What does application delivery want from security?

On the other hand, there are three key things the application delivery team wants from the security team:

  • Agility. App delivery team wants to work quickly and wants IT security to get things done now. Yet it often takes days, or even weeks, for crucial network changes to be processed by the security team.
  • Availability of services. Nothing frustrates the application delivery team more than when the security team creates an outage due to, for example, a firewall misconfiguration – they want their applications up and running 24/7.
  • Impact analysis ahead of changes being made. If a security policy change is going to slow down, or bring down an application, the delivery team wants to know about it in advance, so it can make the relevant adjustments.

16144_MarsVenusInfographic_02

How are we doing now?

Unfortunately, as in any relationship, neither side always gets exactly what it wants. One of the security team’s most common complaints about the application delivery team’s requests combines lack of clarity with unrealistic expectations: ‘You don’t know what ports you need open and for which IPs, but you need it by yesterday?

And things aren’t any better for the application delivery team. On their side, the most commonly heard complaints relate to repeated availability problems: ‘The new firewall policy is blocking my application – for the third time this week!’

Statistics to support these complaints range from Gartner’s discovery that 99% of firewall breaches are the result of misconfigurations, rather than flaws, to our own survey results, whereby we discovered that eight out of 10 organizations suffered an outage from a misconfigured firewall rule.

16144_MarsVenusInfographic_04

Aligning the stars

It’s vital that organizations work to bring security and application delivery closer together – but how can this be achieved?

  1. Complete, continually updated visibility – businesses need to be able to see their connectivity requirements across the entire environment – on premise and cloud.
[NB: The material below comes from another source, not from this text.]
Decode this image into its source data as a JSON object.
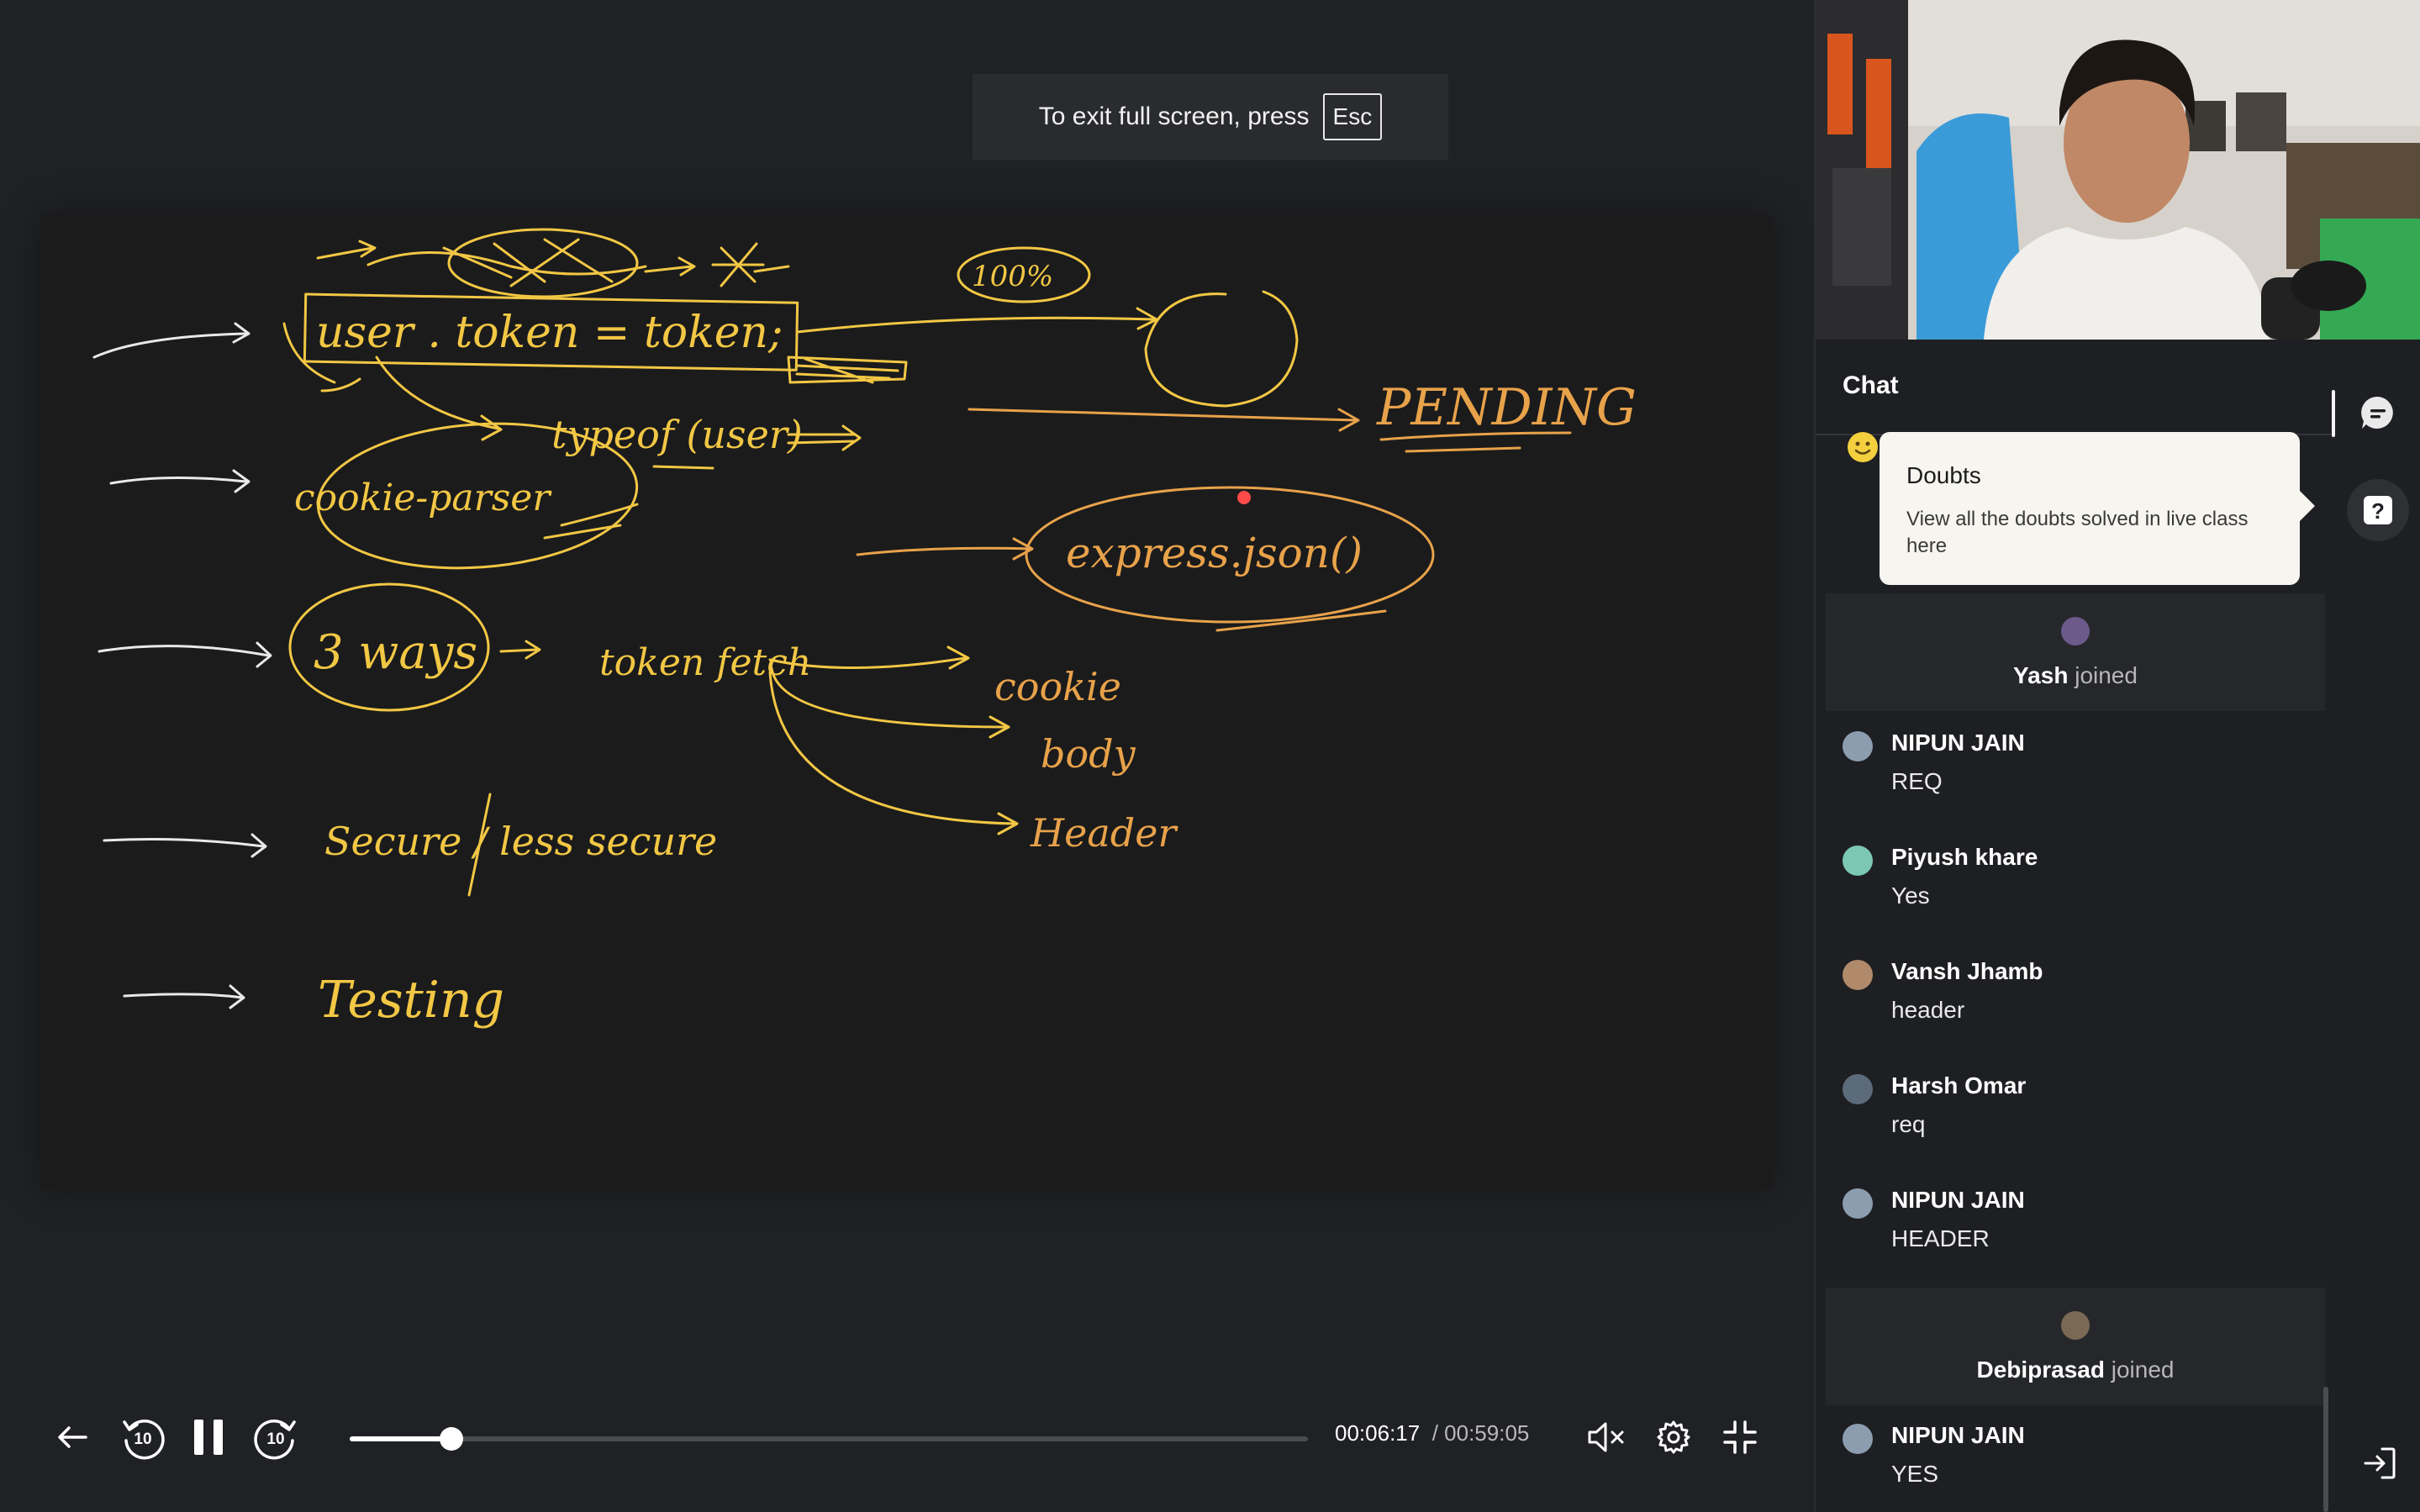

This requires a single pane of glass for both teams to see what the other has, what is needed, and ensure everything is enabled, operational and secure at all times. This allows the two teams to speak the same language, to use terminology that effectively communicates their needs and requests to the other side.
  2. Automation – security teams need to embrace automation when it comes to change processes. This is the only way to deliver the accuracy and agility that application delivery needs, and as cloud and SDN environments become more commonplace, it’s becoming increasingly urgent.
  3. Proactive risk analysis – security teams need to take a proactive approach to risk analysis, as well as analyze and effectively communicate risk from the business application perspective to all the stakeholders in terms that they understand.
  4. Continuous Compliance – when network changes are happening at breakneck speed, a twelve month compliance cycle no longer works. Therefore you need to proactively ensure compliance every single time a network change is made.

Security policy management supports all these requirements, delivering a single version of the truth coupled with intelligent automation that is so crucial if security and application delivery are to work together effectively. There’s really no reason for the two teams not to live together in perfect harmony.